The Nottingham saw gross mortgage lending passing £1bn for the first time in the year ending 31 December 2017.
Overall, the Nottingham’s mortgage book grew by 11.6%, with the lender processing mortgage applications of £1.4bn – a 28% increase on 2016.
Group pre-tax profits also grew slightly from £14.2m in 2016 to £14.5m in 2017, with total assets stood at £3.9bn.
The building society also reported strong growth in savings, with total savings balances held with local branches at £2.1bn, up 8% in the year and more than doubling in the last five years.
And opened seven new branch locations over 2017, bringing the total network to 67 branches over 11 counties.
“After a year of strong progress and despite continuing uncertainty in the economic and political environment, we can be confident that we can move forward on our firm foundations,” said David Marlow, chief executive of the Nottingham.
He continued: “As technology improves, we believe that we can develop our unique proposition to work seamlessly between the world of face-to-face and digital service.
“2017 saw us commit to a multi-million pound investment to develop our digital capability to complement our growing physical presence. Customers and members will see the first step in this journey in 2018 as we replace our current web portals for intermediary mortgage business and online savings – making it even easier to do business with us.”
For the year ending 30 November 2017, Ipswich BS saw gross mortgage lending of £159m against £120m in 2016, while net lending grew from £23m in 2016 to £44m.
The total mortgage assets for the building society now stands at £521m, while savings balance grew £26m to £567m, compared with £541 in the year before.
Meanwhile, the number of mortgage applications jumped 17% to 1,181 from 1,011 in 2016.

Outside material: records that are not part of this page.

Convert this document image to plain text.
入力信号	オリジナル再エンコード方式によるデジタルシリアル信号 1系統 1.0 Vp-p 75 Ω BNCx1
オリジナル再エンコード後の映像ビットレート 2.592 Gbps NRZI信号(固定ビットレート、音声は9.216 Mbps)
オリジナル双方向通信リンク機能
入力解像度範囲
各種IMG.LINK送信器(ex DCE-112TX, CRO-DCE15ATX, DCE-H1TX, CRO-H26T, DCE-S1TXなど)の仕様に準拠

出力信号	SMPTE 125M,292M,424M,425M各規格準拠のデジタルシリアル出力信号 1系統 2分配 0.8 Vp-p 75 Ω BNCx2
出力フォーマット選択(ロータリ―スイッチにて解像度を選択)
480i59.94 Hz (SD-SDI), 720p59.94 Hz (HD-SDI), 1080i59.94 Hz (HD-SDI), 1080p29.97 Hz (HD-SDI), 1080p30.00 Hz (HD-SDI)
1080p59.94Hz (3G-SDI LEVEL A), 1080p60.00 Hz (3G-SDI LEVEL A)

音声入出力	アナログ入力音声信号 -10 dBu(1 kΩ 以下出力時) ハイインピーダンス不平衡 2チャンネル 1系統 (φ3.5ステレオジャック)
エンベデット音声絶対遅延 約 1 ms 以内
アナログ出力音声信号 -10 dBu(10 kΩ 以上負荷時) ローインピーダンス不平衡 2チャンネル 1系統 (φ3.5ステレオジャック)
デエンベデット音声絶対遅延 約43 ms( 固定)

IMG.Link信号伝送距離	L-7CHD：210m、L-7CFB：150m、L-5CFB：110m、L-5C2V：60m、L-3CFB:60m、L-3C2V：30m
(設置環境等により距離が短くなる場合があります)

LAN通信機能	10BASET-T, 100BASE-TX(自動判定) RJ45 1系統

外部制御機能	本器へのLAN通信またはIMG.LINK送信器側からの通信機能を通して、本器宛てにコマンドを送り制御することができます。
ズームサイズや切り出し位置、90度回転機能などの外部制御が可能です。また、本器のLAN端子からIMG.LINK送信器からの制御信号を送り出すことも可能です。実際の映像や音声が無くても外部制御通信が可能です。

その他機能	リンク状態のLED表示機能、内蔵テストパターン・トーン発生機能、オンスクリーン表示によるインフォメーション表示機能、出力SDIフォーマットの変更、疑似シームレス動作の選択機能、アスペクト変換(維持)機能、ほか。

The building society has also opened a new branch in Ipswich, and relocated an existing branch to new premises in Woodbridge, taking the total branch number to nine.
A number of board changes took place throughout the year, including the appointment of non-executive director Steve Liddell, the retirement of Derek Bowdown and Sarah Evans, who completed her maximum nine-year term as chair.
Evans has been replaced by Alan Harris as chair.
Harris commented: “Against a backdrop of change in the UK’s financial sector we maintained a strong and consistent level of performance in 2017.
“Our model remains simple – to provide a safe home for savers and to use these funds to provide low risk mortgages to UK borrowers – and we are pleased to reaffirm our commitment to our branch network which is enabling this to happen with a high level of personal service.”